There are a few reasons for the new kernel module: The class that this was for is about writing linux device drivers , so a kernel module seemed like a better project than a user space program. I am also running an older kernel, so there was no good libusb support. Hopefully someone with similar limitations will find this useful.


Thanks for sharing that with us! How would you compile and load it in to your kernel? Does it get more complicated because you have to use a cross compiler?

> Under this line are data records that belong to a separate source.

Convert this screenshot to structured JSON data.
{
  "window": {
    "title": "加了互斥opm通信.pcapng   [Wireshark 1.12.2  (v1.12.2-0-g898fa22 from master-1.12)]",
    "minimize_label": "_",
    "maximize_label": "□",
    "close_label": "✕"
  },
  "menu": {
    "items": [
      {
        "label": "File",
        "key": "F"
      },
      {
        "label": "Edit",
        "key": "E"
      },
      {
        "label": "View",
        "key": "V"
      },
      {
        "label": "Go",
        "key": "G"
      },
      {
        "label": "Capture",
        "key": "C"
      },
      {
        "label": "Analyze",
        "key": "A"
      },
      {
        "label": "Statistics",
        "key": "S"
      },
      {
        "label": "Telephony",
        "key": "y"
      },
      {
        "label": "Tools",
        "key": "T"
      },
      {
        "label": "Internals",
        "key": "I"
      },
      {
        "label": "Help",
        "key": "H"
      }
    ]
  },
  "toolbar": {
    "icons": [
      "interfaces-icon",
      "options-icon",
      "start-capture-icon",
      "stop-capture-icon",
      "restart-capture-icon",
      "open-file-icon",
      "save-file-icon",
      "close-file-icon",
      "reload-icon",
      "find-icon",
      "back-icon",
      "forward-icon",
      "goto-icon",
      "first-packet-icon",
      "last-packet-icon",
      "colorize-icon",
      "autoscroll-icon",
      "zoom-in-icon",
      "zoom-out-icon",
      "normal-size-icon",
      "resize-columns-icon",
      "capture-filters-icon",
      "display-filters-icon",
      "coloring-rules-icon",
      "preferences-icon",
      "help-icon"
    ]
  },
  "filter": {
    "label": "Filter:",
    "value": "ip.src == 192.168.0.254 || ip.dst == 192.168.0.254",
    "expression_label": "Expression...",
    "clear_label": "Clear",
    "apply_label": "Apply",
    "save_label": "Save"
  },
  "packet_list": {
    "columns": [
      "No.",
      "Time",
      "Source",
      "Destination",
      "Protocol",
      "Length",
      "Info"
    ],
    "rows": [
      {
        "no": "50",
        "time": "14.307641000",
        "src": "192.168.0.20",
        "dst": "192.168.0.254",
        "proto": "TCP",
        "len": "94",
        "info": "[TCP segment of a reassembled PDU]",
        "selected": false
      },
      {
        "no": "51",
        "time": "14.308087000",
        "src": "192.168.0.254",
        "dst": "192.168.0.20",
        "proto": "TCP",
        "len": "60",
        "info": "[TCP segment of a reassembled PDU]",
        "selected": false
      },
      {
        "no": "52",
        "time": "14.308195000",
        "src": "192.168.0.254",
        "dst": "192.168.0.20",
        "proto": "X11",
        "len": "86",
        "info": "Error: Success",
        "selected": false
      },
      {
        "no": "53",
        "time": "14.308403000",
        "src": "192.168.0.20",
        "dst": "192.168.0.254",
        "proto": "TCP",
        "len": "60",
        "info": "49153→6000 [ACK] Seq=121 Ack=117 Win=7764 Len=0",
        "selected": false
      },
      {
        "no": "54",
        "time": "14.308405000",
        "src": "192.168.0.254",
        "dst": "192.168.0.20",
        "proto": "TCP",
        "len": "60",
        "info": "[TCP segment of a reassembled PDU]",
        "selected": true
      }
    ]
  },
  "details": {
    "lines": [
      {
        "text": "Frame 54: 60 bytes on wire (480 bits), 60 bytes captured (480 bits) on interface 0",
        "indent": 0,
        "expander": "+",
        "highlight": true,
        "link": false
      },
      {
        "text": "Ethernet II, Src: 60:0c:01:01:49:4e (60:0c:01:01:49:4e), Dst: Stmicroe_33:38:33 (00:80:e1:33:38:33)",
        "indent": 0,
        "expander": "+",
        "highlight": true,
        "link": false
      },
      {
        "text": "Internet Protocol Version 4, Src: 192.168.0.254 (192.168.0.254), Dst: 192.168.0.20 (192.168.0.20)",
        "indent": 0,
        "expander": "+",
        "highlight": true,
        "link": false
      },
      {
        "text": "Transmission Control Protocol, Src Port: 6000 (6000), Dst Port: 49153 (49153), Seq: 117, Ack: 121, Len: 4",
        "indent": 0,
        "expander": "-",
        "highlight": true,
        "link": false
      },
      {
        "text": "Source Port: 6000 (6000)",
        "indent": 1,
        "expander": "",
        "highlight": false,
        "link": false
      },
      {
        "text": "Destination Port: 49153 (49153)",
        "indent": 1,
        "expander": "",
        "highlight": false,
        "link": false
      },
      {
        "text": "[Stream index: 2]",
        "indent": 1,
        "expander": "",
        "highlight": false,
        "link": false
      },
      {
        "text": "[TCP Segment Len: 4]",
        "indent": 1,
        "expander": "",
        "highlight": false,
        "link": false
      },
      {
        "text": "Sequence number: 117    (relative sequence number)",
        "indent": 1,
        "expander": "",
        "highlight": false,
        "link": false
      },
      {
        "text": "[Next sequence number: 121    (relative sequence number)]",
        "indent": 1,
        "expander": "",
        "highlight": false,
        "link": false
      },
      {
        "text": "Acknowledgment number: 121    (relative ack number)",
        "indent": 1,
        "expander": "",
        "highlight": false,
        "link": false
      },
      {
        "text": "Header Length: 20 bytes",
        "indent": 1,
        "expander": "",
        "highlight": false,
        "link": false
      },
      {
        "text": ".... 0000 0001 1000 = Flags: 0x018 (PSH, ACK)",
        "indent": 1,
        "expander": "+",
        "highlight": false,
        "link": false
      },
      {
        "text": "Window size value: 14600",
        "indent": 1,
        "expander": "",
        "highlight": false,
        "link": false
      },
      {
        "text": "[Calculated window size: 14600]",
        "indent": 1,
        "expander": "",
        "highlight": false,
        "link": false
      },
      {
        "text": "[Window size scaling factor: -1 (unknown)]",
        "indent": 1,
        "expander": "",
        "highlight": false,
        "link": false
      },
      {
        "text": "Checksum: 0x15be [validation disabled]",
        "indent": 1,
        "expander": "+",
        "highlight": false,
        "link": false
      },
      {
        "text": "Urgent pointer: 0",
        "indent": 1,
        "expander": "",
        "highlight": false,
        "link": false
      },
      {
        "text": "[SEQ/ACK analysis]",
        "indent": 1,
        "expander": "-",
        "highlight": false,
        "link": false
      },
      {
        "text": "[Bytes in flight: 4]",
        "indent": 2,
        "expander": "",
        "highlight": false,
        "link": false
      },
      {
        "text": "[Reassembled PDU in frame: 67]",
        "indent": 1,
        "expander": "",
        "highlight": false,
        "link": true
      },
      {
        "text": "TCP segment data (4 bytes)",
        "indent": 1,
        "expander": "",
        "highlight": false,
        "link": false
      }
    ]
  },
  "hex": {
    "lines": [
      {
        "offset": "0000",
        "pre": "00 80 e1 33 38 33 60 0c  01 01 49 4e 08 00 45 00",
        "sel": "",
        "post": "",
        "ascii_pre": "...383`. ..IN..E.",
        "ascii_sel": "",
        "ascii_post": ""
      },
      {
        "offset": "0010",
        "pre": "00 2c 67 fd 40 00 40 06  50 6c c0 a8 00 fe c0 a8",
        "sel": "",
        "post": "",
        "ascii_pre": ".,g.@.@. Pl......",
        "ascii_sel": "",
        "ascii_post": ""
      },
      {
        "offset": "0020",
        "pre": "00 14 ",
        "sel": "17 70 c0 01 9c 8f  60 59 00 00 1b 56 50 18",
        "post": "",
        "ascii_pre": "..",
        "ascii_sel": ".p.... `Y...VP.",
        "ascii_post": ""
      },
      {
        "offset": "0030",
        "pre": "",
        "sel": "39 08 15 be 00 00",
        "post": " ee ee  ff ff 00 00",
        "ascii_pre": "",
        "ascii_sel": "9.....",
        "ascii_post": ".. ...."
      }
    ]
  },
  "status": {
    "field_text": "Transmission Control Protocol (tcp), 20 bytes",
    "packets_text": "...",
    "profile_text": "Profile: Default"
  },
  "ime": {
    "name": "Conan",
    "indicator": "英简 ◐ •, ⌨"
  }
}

You do have to cross compile the kernel module. My makefile is shown below.

	obj-m := usbServo.o
	KERNELDIR := $(EC535)/gumstix/oe/linux-2.6.21/
	PWD := $(shell pwd)
	ARCH := arm
	GCC := gcc
	CROSS := $(EC535)/gumstix/oe/cross/bin/arm-linux-

	$(MAKE) -C $(KERNELDIR) M=$(PWD) ARCH=$(ARCH) clean


loading the module is done with “insmod usbServo.ko” where I named my module usbServo. Because it is a usb module you don’t have to create a node or anything like that because that work is taken care of by the usb system each time it detects a device that your module can handle. This actually makes it a little easier to work with than some kernel modules.
Cross compiling is a little bit of a pain, especially for kernel modules, and I am actually working on setting up that environment now. Because this was a class project my professor had the development environment set up for me which made things a lot easier.